Proposta que disponibiliza terras da União para o mercado imobiliário e incentiva a especulação e grilagem é aprovada em poucos minutos e sem debate
Protesto do Greenpeace em frente ao Congresso Nacional denuncia onde começa o fim da floresta (© Leonardo Milano / Greenpeace)
Mesmo em meio ao caos político e às graves denúncias que recaem sobre o presidente Temer, a Câmara dos Deputados rasgou a Constituição ao aprovar nets quarta (24), em votação relâmpago e sem debate, a polêmica Medida Provisória (MP) 759/2016, que dispõe sobre a regularização fundiária e urbana
O texto, apresentado por Temer, abre a possibilidade de transferência de terras da União a grandes especuladores fundiários, anistia grileiros de terras, enfraquece a reforma agrária e acaba com o conceito de uso social da terra. A MP vai agora para o Senado e se for aprovada sem alterações, segue para sanção presidencial.

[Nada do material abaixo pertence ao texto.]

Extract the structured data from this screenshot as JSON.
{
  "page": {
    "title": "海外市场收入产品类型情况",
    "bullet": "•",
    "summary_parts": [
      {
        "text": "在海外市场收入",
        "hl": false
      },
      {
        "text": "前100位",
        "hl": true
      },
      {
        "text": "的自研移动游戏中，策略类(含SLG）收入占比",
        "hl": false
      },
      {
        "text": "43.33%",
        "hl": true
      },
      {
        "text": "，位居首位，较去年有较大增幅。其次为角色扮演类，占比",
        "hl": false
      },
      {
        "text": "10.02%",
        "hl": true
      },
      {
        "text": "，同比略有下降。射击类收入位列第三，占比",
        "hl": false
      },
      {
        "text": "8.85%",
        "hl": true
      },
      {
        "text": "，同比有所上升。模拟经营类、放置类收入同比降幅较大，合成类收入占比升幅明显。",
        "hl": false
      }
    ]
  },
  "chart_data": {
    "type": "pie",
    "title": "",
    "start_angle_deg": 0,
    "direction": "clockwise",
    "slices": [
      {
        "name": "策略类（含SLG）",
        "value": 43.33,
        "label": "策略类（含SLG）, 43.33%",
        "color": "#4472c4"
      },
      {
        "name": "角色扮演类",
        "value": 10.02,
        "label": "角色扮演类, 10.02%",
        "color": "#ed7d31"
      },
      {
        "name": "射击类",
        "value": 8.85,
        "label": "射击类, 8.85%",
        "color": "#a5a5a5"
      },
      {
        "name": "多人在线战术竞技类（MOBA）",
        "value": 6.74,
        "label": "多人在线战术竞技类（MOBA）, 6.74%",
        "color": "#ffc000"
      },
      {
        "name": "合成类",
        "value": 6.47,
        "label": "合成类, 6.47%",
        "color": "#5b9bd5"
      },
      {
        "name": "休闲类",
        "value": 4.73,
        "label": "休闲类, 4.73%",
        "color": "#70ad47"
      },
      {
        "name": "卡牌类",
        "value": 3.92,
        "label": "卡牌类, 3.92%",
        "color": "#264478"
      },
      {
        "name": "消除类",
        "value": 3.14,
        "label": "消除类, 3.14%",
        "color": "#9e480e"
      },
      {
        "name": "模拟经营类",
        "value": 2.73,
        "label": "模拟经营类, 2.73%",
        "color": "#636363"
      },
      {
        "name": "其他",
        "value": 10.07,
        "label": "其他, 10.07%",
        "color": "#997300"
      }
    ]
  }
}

Pelo projeto, em apenas dois anos o governo Temer estaria liberado para emitir três vezes mais títulos de terra de assentamentos do que o acumulado nos últimos 16 anos dos governos Fernando Henrique e Lula. Com isso, disponibilizaria grandes volumes de terras públicas para o mercado de especulação fundiária, aumentando a disputa pela posse da terra e a violência no campo. Decorrente dos inúmeros incentivos dados à grilagem de terras públicas previstos na medida, o desmatamento de florestas, principalmente na Amazônia, poderá aumentar de forma significativa.
Segundo nota técnica do Ministério Público Federal (MPF), a medida não respeita a Constituição. “A previsão de indenização mediante pagamento em dinheiro por desapropriações para fins de reforma agrária é inconstitucional”, afirma a nota. Para o MPF, o texto resultará no aumento da concentração fundiária e no agravamento do desmatamento.

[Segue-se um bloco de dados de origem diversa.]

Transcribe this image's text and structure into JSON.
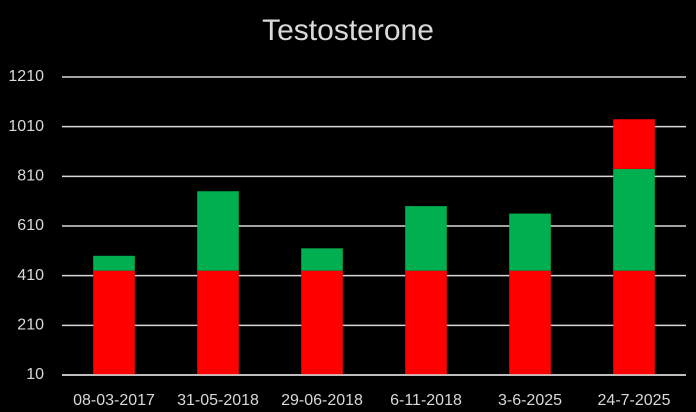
{
  "chart_data": {
    "type": "stacked_bar",
    "title": "Testosterone",
    "categories": [
      "08-03-2017",
      "31-05-2018",
      "29-06-2018",
      "6-11-2018",
      "3-6-2025",
      "24-7-2025"
    ],
    "series": [
      {
        "color": "#ff0000",
        "values": [
          430,
          430,
          430,
          430,
          430,
          430
        ]
      },
      {
        "color": "#00b050",
        "values": [
          60,
          320,
          90,
          260,
          230,
          410
        ]
      },
      {
        "color": "#ff0000",
        "values": [
          null,
          null,
          null,
          null,
          null,
          200
        ]
      }
    ],
    "ylim": [
      10,
      1210
    ],
    "yticks": [
      10,
      210,
      410,
      610,
      810,
      1010,
      1210
    ],
    "grid": true
  }
}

O texto é realmente grave e foi enviado ao Congresso sem nenhuma participação da sociedade e de estudiosos da área.
“A medida reformula e revoga uma série de legislações sobre regularização fundiária que vem sendo discutidas há décadas. Anular décadas de trabalho e instituir novas regras via MP, sem nenhuma consulta pública e sem envolver especialistas, é uma aberração”, avalia Marcio Astrini, coordenador de Políticas Públicas do Greenpeace. “A MP vai aumentar o desmatamento e incentivar a violência no campo. Ela coloca a propriedade privada à frente do uso social da terra. O texto foi feito ao gosto dos grileiros de terras, latifundiários, especuladores e máfias do desmatamento da Amazônia. O que já era caótico, vai piorar. O que era crime, agora vira lei”, complementa.

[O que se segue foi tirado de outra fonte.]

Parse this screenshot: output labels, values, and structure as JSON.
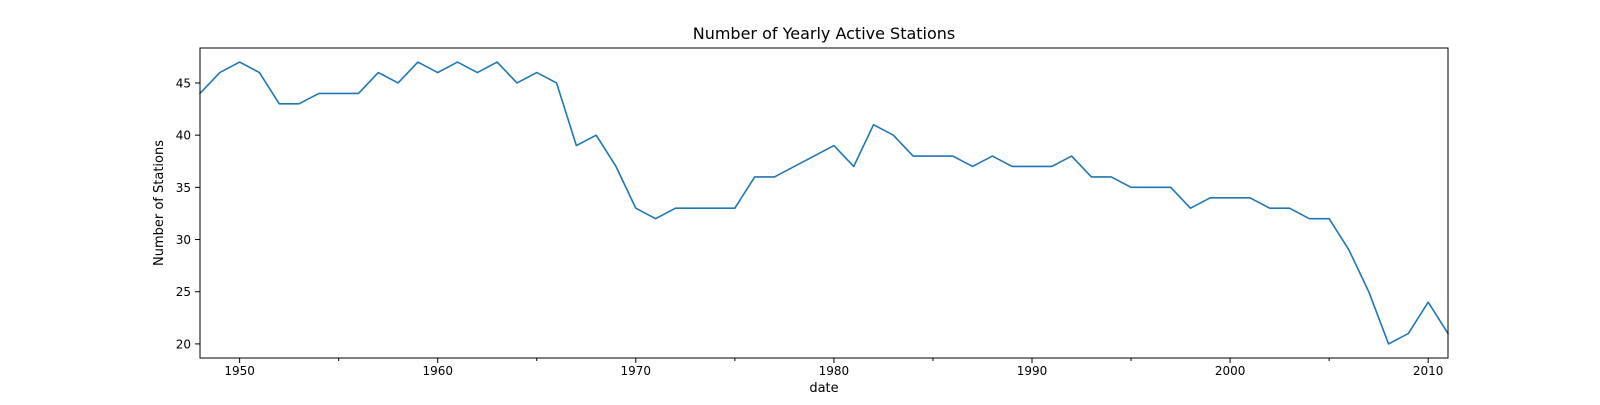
{
  "chart_data": {
    "type": "line",
    "title": "Number of Yearly Active Stations",
    "xlabel": "date",
    "ylabel": "Number of Stations",
    "xlim": [
      1948,
      2011
    ],
    "ylim": [
      18.65,
      48.35
    ],
    "xticks": [
      1950,
      1960,
      1970,
      1980,
      1990,
      2000,
      2010
    ],
    "xticks_minor": [
      1955,
      1965,
      1975,
      1985,
      1995,
      2005
    ],
    "yticks": [
      20,
      25,
      30,
      35,
      40,
      45
    ],
    "grid": false,
    "line_color": "#1f77b4",
    "x": [
      1948,
      1949,
      1950,
      1951,
      1952,
      1953,
      1954,
      1955,
      1956,
      1957,
      1958,
      1959,
      1960,
      1961,
      1962,
      1963,
      1964,
      1965,
      1966,
      1967,
      1968,
      1969,
      1970,
      1971,
      1972,
      1973,
      1974,
      1975,
      1976,
      1977,
      1978,
      1979,
      1980,
      1981,
      1982,
      1983,
      1984,
      1985,
      1986,
      1987,
      1988,
      1989,
      1990,
      1991,
      1992,
      1993,
      1994,
      1995,
      1996,
      1997,
      1998,
      1999,
      2000,
      2001,
      2002,
      2003,
      2004,
      2005,
      2006,
      2007,
      2008,
      2009,
      2010,
      2011
    ],
    "y": [
      44,
      46,
      47,
      46,
      43,
      43,
      44,
      44,
      44,
      46,
      45,
      47,
      46,
      47,
      46,
      47,
      45,
      46,
      45,
      39,
      40,
      37,
      33,
      32,
      33,
      33,
      33,
      33,
      36,
      36,
      37,
      38,
      39,
      37,
      41,
      40,
      38,
      38,
      38,
      37,
      38,
      37,
      37,
      37,
      38,
      36,
      36,
      35,
      35,
      35,
      33,
      34,
      34,
      34,
      33,
      33,
      32,
      32,
      29,
      25,
      20,
      21,
      24,
      21
    ]
  }
}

Os abusos e inconstitucionalidades da MP 759 já foram apontadas em carta pública escrita por dezenas de organizações da sociedade civil, incluindo o Greenpeace. Um resumo do ataque a direitos e territórios e as tramas da bancada ruralistas para se apossar do patrimônio público e vendê-lo a grandes empresas e investidores internacionais também foi bem revelado em recente artigo do Conselho Indigenista Missionário (Cimi) publicado no O Globo.
Vale ressaltar que sanção da MP da Grilagem vai intensificar ainda mais a violência no campo. Nos últimos dias, Colniza, no Mato Grosso, foi palco de uma chacina de nove trabalhadores rurais. Em Vilhena, Roraima, três pessoas foram carbonizadas e em Santa Maria dos Barreiros, no Pará, outras quatro pessoas foram encontradas queimadas. Sem contar o brutal ataque aos Gamela, que, embora não tenha deixado mortos, vitimou 22 pessoas, sendo que algumas tiveram membros mutilados. Ao entrar em vigor, a medida vai escalar ainda mais as disputas por terra e como consequência, as mortes e a violência nos campos brasileiros.
Infelizmente, a MP 759 não é um caso isolado. Ela faz parte de um pacote de medidas patrocinado pela bancada ruralista, com apoio do governo, visando enfraquecer a legislação ambiental e os direitos indígenas, quilombolas e dos povos tradicionais.
Beneficiar grileiros, vender as terras do país aos estrangeiros, acabar com a reforma agrária, liberar agrotóxicos, flexibilizar o Licenciamento Ambiental e acabar com as Unidades de Conservação estão na lista de propostas dos parlamentares ruralistas há muito tempo. “Agora, porém, as propostas encontraram, no núcleo do atual governo, gente disposta a servir a este tipo de propósito”, pontua Astrini.
Diante deste cenário, organizações e entidades ambientalistas, indígenas, de direitos humanos e do campo decidiram se unir em um movimento de resistência contra as medidas da dobradinha Temer-ruralistas que violam direitos humanos e colocam em risco a proteção do meio ambiente. Até o momento, cerca de 140 organizações já participam do movimento #Resista.